The news media misleadingly have described this as "banning torture," but torture has long been prohibited by U.S. law. What the McCain amendment effectively will do is to prevent us from treating terror suspects as harshly as U.S. service members are treated in SERE (Survival, Evasion, Resistance, Escape) school, or in Marine boot camp.

The kind of interrogation technique McCain says will be prohibited is "water boarding." (In water boarding, the subject is strapped to an inclined board, his feet above his head, and his face is wrapped. Water is then poured over him. This gives the sensation of drowning, without any actual physical danger.) Other forms of coercive interrogation are to make the prisoner stand for long periods of time; to deprive him of sleep; to shackle him in uncomfortable positions.

"The whole point of these sorts of interrogation is to break the human will without breaking the mind or body," said retired Air Force lieutenant colonel Buzz Patterson, a graduate of SERE training. "I can attest they work like a champ."

Khalid Sheikh Mohammed, the lead planner of the 9/11 attacks and al Qaida's number three when he was captured in 2003, allegedly lasted less than three minutes before spilling his guts after being subjected to waterboarding.

"Degrading" treatment could be defined as anything that makes a terror suspect uncomfortable, such as being stripped naked, or being interrogated by a female interrogator.

Why would any al Qaida operative captured in the future provide us with information, if his interrogators are forbidden from doing anything that would make him seriously uncomfortable, and he knows it, because Congress and the news media have broadcast this fact to the world?

It gets worse. Andy McCarthy, who prosecuted terrorists involved in the 1993 attack on the World Trade Center, says the McCain amendment could require U.S. troops to give to terrorists -- who are not entitled even to the Geneva Convention protections for prisoners of war because they are unlawful combatants -- the rights accorded to criminal defendants in the U.S.

"They may very well have to be given Miranda warnings as well as free lawyers -- underwritten by the Americans they are trying to kill," McCarthy wrote in National Review Online.

The latest Congressional contretemps is over the revelation by the New York Times that after the 9/11 attacks, President Bush authorized to the National Security Agency to listen in on telephone conversations between al Qaida suspects abroad and people in the United States.

Many of the taps were conducted without first obtaining warrants from the special court set up by the Foreign Intelligence Surveillance Act because there wasn't time to obtain them.

This was lawful, under both an exception in the FISA act, and in
Congress' authorization of the use of force after 9/11, and
congressional leaders were informed of the taps, Attorney General Alberto Gonzalez said Monday.

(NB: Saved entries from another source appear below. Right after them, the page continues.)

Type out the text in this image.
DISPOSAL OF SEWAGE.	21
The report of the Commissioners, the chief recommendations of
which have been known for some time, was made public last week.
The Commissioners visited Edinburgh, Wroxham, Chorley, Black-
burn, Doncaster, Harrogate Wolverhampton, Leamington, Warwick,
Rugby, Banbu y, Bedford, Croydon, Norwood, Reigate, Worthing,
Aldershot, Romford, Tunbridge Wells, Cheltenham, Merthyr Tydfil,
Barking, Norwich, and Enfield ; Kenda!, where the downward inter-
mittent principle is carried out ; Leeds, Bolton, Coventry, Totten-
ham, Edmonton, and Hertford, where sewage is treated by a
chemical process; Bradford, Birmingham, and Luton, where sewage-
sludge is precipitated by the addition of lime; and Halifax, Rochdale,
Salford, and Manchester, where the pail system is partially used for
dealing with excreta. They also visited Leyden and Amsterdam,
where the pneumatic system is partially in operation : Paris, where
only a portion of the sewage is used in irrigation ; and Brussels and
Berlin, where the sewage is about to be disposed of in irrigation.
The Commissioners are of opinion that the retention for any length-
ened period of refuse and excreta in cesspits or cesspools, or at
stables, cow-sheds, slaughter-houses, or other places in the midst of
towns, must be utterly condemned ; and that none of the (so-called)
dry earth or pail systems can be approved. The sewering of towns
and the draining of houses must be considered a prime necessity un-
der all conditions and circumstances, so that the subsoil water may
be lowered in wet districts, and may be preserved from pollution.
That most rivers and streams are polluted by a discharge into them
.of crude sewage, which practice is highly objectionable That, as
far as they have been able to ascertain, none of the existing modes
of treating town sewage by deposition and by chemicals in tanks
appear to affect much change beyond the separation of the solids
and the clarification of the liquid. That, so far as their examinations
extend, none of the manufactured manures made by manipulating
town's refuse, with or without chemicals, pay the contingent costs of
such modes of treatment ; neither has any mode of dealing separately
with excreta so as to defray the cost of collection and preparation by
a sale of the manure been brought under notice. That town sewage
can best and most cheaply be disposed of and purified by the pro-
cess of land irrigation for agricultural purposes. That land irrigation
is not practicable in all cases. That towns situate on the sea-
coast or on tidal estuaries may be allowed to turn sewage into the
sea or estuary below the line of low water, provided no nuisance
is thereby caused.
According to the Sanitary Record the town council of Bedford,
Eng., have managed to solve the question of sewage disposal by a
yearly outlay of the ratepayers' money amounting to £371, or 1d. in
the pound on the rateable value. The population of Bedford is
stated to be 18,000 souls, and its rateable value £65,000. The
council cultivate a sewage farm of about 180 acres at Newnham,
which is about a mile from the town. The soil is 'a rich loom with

If Democrats think they can make political hay by expressing more concern for the "rights" of the enemy than for the safety of Americans, they're mistaken, said John McIntyre of RealClearPolitics: "Democrats have still not fully grasped that the public has profound and long standing concerns about their ability to defend the nation," he said.

Jack Kelly is national security columnist for the Pittsburgh Post-Gazette and the Blade of Toledo, Ohio.